Carbon monoxide is not protonatable in aqueous solution; a quick Google search even leads to a paper that talks about using carborane acids, i.e. extreme superacids, to protonate the molecule.
However, there do not seem to be any reason for carbon monoxide to be non-protonatable in aqueous solution- for one thing, its HOMO is localised on the carbon, like the so-called "persistent" carbenes, and the latter are usually just too strong to exist unprotonated even in DMSO, let alone in water. Another problem is that other carbon-centered lone pairs are extremely strong bases as well(e.g. the methyl anion), unless it participates in resonance involving strongly electron-withdrawing groups(such as nitrile or triflyl- even fluorine fails), and I'm not really sure that the small oxygen-centered lobe of the HOMO of carbon monoxide (which is of charge-shift character) counts as "strongly electron-withdrawing".

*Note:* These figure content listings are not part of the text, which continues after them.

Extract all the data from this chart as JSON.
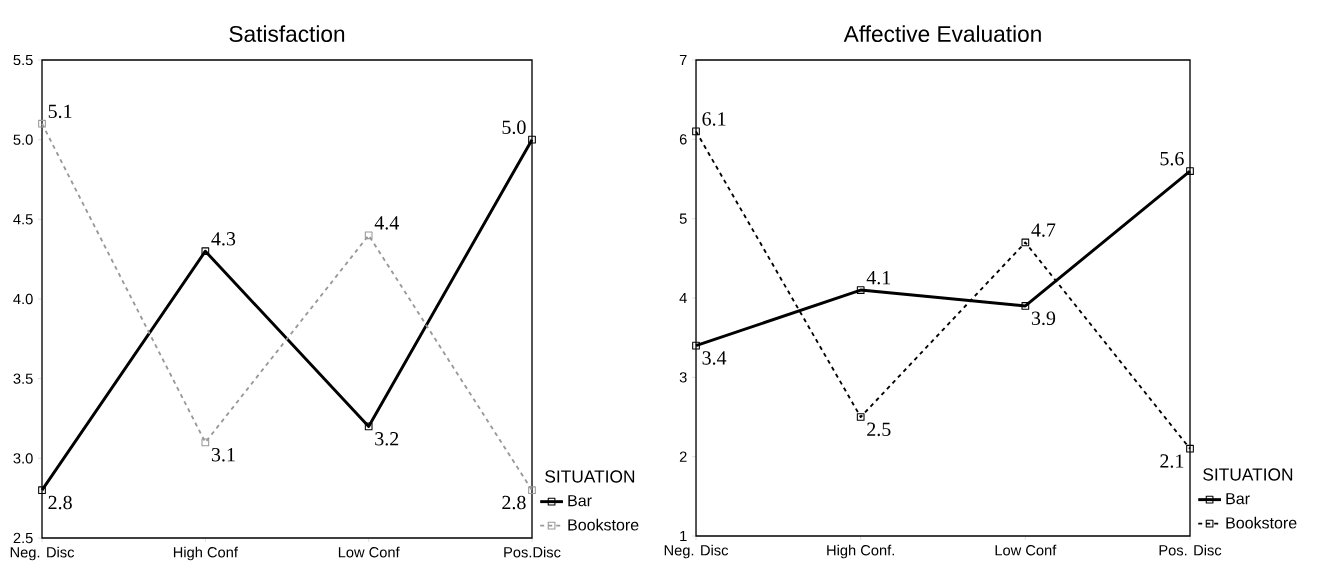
{
  "chart_data": [
    {
      "type": "line",
      "title": "Satisfaction",
      "categories": [
        "Neg. Disc",
        "High Conf",
        "Low Conf",
        "Pos.Disc"
      ],
      "series": [
        {
          "name": "Bar",
          "color": "#000000",
          "line_style": "solid",
          "values": [
            2.8,
            4.3,
            3.2,
            5.0
          ],
          "value_labels": [
            "2.8",
            "4.3",
            "3.2",
            "5.0"
          ]
        },
        {
          "name": "Bookstore",
          "color": "#999999",
          "line_style": "dashed",
          "values": [
            5.1,
            3.1,
            4.4,
            2.8
          ],
          "value_labels": [
            "5.1",
            "3.1",
            "4.4",
            "2.8"
          ]
        }
      ],
      "ylim": [
        2.5,
        5.5
      ],
      "yticks": [
        2.5,
        {
          "value": 3,
          "label": "3.0"
        },
        3.5,
        {
          "value": 4,
          "label": "4.0"
        },
        4.5,
        {
          "value": 5,
          "label": "5.0"
        },
        5.5
      ],
      "grid": false,
      "legend": "bottom right",
      "legend_title": "SITUATION",
      "marker": "square"
    },
    {
      "type": "line",
      "title": "Affective Evaluation",
      "categories": [
        "Neg. Disc",
        "High Conf.",
        "Low Conf",
        "Pos. Disc"
      ],
      "series": [
        {
          "name": "Bar",
          "color": "#000000",
          "line_style": "solid",
          "values": [
            3.4,
            4.1,
            3.9,
            5.6
          ]
        },
        {
          "name": "Bookstore",
          "color": "#000000",
          "line_style": "dashed",
          "values": [
            6.1,
            2.5,
            4.7,
            2.1
          ]
        }
      ],
      "ylim": [
        1,
        7
      ],
      "yticks": [
        1,
        2,
        3,
        4,
        5,
        6,
        7
      ],
      "grid": false,
      "legend": "bottom right",
      "legend_title": "SITUATION",
      "marker": "square",
      "data_labels": true
    }
  ]
}
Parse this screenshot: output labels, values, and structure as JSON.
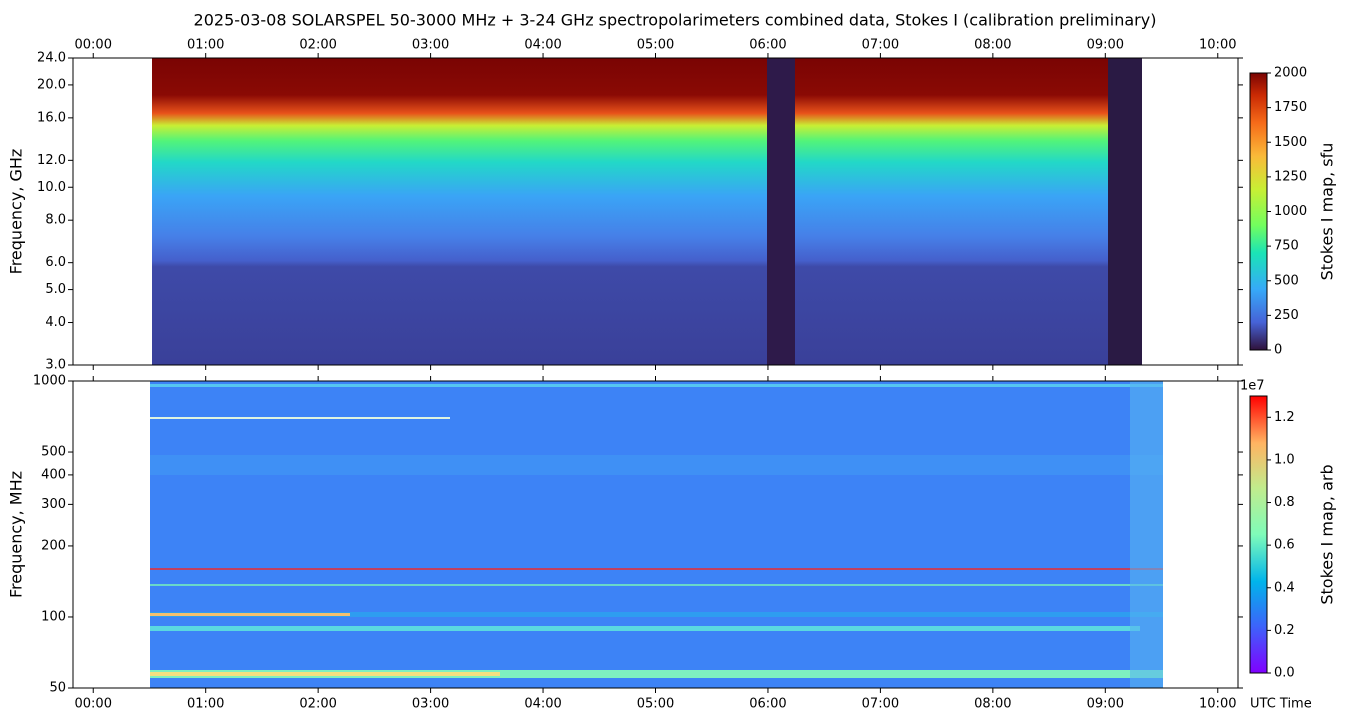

My main question now follows- what is the reason for the extreme stability against protonation in aqueous solution of the carbon monoxide molecule? Is it simply because of its HOMO's low energy of -14eV (quoting NIST) or is it something else?
P.S. I'm NOT talking about the Lewis basicity of carbon monoxide here- the very reason that it easily complexes with transition metals is that transition metals have their own valence lone pairs to back-donate to the LUMO of carbon monoxide; this cannot happen with the proton, since the proton doesn't even have any electrons to start with, let alone valence lone pairs.